Service and other gross margin was affected by negative vehicle service gross margin in the quarter, as we ramp up our service capability ahead of the launch of Model 3.
Well, kudos for disclosing what used to take a bit of digging. That said, I don't think anyone at Tesla is reading this article, but if I may make some comments on how to improve their communications:
First: The statement that service gross margin in the quarter was negative suggests it was positive in other quarters. But it's impossible to know for sure: the Service and Other section as a whole has posted a gross profit in two of the four periods that can be analyzed, and these two it's unclear if "service" contributed anything (all gross profit may have come from sales of Certified Pre-owned vehicles).
More specifically: Service and Other had a gross loss in 15Q4 and 16Q4, and a gross profit in 16Q3. The numbers for 16Q1+Q2 aren't disclosed but simply subtracting shows they had a profit.
Prior to 2015Q4, the revenue from Service and Other also includes sales of powertrains, which makes the analysis more difficult. For what it's worth, for 2015 as a whole Tesla reports a gross Service and Other profit of $3,642,000, and $20,205,000 for 2014. Again, for service to have contributed any gross profit, the margins on powertrains and CPO must have been minuscule - about 1% in 2015 and 10% in 2014.
Second: The statement that the company is ramping up service capability ahead of the Model 3 is absurd, as shown at the beginning of the article.
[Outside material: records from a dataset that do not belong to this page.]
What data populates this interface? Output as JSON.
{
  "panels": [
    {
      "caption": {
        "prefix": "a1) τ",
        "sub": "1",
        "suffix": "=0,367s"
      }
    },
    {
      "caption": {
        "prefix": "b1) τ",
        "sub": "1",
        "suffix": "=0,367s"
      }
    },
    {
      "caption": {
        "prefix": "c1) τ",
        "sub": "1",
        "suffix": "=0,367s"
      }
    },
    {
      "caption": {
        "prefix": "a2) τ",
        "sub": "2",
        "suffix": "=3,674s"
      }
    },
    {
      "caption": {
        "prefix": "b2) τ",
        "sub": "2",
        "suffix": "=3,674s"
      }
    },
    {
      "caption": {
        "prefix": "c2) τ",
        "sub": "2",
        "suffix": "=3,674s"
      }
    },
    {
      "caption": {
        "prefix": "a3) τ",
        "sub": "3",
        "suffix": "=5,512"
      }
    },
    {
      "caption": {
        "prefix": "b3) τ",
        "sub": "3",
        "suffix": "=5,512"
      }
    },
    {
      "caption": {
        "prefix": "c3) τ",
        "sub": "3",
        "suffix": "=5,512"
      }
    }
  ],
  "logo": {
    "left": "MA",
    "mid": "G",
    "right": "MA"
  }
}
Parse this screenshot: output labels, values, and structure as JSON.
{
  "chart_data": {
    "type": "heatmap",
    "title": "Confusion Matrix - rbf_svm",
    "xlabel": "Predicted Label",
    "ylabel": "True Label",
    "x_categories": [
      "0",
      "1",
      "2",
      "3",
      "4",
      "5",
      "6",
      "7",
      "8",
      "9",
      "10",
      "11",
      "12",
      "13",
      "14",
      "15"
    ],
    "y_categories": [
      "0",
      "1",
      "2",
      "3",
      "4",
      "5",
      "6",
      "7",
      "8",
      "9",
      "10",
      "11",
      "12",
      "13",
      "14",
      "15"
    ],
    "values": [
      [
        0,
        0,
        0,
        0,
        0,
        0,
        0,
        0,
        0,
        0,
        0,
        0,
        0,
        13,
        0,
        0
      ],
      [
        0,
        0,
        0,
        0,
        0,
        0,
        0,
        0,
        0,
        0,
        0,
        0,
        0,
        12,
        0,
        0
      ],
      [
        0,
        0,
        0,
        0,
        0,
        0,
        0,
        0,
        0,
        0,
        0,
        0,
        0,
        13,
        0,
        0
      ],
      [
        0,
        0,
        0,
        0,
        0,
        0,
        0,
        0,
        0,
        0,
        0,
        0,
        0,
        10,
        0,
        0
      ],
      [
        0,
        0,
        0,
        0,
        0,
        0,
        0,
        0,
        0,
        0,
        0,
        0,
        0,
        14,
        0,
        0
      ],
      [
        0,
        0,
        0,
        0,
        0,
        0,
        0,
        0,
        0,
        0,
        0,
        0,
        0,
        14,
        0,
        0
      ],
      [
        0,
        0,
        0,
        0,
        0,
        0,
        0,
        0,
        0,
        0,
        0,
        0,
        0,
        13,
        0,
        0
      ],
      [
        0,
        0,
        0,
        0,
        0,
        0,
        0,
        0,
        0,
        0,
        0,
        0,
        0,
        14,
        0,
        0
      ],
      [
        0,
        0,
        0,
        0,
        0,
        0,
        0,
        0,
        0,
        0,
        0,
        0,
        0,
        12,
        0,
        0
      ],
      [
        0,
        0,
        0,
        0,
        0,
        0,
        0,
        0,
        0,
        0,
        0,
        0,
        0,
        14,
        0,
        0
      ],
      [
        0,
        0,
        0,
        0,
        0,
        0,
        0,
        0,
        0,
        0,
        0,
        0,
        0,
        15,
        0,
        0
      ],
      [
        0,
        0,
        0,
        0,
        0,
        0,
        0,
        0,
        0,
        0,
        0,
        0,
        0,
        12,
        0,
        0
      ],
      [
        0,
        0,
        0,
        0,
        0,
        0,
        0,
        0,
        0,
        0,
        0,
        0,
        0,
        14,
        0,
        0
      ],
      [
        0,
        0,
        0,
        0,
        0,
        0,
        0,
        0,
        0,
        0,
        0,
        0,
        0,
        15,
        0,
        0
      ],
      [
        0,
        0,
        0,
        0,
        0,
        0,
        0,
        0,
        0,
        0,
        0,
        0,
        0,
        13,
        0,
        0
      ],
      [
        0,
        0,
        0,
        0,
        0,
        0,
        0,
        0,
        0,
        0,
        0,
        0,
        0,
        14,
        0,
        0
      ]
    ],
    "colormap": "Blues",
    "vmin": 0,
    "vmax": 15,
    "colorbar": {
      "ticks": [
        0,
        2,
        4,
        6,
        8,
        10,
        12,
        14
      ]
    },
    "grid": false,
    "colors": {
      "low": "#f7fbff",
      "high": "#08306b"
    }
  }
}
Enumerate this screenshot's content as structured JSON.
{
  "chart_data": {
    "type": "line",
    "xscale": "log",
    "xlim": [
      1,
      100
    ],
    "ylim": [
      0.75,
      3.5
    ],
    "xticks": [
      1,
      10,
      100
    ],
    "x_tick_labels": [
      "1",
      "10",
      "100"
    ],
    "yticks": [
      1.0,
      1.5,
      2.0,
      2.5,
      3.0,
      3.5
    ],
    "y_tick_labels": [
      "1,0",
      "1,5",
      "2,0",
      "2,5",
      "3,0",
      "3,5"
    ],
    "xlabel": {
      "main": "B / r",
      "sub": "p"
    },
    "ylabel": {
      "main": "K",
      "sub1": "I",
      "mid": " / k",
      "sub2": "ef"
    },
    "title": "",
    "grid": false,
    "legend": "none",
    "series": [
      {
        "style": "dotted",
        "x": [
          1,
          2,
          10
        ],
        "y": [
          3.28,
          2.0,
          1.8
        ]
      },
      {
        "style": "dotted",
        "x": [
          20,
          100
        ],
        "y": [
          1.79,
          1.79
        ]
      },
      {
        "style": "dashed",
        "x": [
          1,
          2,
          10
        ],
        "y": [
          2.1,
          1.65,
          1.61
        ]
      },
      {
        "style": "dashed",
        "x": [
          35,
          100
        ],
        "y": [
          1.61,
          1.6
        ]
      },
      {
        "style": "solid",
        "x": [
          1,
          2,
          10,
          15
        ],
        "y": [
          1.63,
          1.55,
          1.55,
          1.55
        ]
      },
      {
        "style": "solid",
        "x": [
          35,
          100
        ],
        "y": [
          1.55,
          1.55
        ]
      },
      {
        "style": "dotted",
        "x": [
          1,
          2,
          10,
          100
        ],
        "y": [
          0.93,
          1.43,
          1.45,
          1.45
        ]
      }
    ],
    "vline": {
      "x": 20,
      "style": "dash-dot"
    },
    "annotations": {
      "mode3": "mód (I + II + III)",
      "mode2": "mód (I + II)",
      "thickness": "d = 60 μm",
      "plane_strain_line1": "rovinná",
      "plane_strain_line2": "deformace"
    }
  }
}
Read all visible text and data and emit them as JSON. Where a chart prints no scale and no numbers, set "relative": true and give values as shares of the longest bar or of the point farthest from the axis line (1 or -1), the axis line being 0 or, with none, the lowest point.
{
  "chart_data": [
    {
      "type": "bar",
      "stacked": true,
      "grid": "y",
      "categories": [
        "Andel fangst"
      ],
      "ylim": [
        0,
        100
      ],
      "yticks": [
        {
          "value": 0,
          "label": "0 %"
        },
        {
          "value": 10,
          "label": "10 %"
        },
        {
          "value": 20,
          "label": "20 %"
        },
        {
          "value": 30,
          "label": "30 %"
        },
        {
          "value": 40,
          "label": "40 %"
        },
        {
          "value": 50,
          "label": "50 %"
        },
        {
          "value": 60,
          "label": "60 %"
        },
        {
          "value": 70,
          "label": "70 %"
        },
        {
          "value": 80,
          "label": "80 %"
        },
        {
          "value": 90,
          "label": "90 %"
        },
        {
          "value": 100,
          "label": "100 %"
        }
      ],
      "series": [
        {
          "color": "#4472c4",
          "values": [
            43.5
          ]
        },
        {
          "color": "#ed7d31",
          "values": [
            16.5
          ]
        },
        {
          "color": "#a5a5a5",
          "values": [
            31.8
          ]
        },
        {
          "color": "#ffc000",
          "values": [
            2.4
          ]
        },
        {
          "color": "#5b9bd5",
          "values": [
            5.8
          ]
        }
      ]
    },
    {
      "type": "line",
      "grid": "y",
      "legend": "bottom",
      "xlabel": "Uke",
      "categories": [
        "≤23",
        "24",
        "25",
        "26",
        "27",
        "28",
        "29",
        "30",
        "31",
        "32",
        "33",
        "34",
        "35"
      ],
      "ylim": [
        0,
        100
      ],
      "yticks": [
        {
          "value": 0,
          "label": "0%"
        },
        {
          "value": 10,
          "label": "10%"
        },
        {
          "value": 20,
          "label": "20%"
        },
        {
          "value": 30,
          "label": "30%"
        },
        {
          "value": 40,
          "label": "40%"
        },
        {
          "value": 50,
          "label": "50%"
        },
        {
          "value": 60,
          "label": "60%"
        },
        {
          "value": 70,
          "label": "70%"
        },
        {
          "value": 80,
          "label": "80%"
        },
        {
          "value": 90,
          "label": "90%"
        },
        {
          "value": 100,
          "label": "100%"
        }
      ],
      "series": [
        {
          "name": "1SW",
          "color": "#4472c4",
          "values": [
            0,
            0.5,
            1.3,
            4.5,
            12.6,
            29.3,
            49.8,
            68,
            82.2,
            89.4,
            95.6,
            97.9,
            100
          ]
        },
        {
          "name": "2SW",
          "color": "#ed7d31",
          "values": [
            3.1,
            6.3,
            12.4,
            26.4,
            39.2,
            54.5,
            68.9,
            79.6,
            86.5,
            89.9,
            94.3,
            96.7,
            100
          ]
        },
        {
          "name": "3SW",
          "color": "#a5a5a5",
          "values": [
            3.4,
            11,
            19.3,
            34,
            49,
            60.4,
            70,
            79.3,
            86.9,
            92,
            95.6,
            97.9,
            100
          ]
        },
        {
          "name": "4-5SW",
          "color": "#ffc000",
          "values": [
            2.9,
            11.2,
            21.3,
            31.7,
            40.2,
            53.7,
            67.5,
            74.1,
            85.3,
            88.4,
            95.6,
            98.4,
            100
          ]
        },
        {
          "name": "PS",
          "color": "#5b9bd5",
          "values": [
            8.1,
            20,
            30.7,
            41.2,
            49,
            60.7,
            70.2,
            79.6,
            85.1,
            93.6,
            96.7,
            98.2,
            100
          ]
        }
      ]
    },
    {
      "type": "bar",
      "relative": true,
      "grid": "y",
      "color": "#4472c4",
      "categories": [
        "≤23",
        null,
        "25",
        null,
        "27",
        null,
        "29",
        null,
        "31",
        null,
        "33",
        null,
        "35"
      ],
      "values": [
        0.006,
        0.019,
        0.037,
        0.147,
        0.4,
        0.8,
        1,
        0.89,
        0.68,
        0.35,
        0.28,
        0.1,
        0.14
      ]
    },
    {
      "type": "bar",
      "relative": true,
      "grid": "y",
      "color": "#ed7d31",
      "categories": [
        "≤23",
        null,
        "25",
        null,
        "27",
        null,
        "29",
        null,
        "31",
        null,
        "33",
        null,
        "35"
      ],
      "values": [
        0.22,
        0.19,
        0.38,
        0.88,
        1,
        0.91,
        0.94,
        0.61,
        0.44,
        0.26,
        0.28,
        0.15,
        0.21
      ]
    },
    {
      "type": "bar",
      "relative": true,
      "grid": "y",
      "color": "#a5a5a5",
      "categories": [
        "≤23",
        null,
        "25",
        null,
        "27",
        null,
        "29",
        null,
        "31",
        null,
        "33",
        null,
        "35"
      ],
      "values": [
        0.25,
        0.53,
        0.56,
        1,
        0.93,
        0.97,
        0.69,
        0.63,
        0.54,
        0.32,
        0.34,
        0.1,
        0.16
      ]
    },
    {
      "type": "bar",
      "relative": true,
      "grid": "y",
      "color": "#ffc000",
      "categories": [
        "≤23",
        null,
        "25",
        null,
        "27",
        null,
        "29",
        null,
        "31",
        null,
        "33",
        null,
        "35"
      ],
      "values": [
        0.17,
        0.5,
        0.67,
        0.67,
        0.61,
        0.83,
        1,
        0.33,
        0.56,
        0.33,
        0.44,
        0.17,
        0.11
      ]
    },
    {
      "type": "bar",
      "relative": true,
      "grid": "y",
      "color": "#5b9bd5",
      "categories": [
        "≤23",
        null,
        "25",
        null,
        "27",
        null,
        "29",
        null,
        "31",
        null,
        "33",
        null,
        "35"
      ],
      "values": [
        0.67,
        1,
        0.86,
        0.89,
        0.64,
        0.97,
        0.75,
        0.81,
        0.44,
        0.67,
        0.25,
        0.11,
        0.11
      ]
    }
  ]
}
In any case, as seen just above, negative gross service margins happened at least once before this "ramp."
So there is no question about it: Tesla's service business loses money. There is no way to know how negative its gross margin is, but imagine for instance that the gross margin on CPO is 3%. Out of $472.5 million in Service and Other revenue for 2016, $177.8 million was Service. We'll assume the rest is CPO (there may be other, very small sources of revenue in there, but Tesla has not judged them worthy of mention).
That gives us $297.7 million in CPO revenue. With a 3% gross margin we're looking at $8.8 million. When considering that Service and Other as a whole lost $4.5 million, that's a loss for the service part of $13.3 million on revenues of $177.8 million, or a gross margin of -7.5%.
Losing money while charging over $1,000 a year
Since service revenue is earned over a car's life, whether through out-of-pocket payments or through the recognition of deferred revenue (service plans), one can compare the number of car-months that went by in any year with Tesla's revenues.
The result is that, for every car-month elapsed in 2016, Tesla had $108 in revenue, or $1,290. Why the revenue is this high is something of a mystery, though - the service plan costs about $750 a year in the US.
The good: this is lower than the figures for 2015, which implied a cost of about $1,450.
The bad: this money doesn't buy owners much.
The ugly: this money isn't enough for Tesla to adequately fund Model S and X service, let alone prepare for the Model 3.
First, the actual number of center additions through March 2 was four, not three. What happened is that Tesla removed from its website a center in Switzerland that was listed twice. So the total now is 134 centers, and at the beginning of the quarter was 130 rather than 131. Ideally I would remove the "extra" addition from a previous quarter and reflect that this quarter had four additions. But I don't know when the duplicate center was added.
Second: my assumption of 0% gross margin for batteries was in fact too optimistic for 2016. The company lists $3,062,000 in gross profit for Energy and Storage, but more than the totality of this amount ($3,606,000) came from Q4, when the numbers include some Solarcity profit. In other words: from January to September, gross profit at Tesla's battery business was minus $544,000. I guess you already knew that.
Disclosure: I/we have no positions in any stocks mentioned, and no plans to initiate any positions within the next 72 hours.
I wrote this article myself, and it expresses my own opinions. I am not receiving compensation for it (other than from Seeking Alpha). I have no business relationship with any company whose stock is mentioned in this article.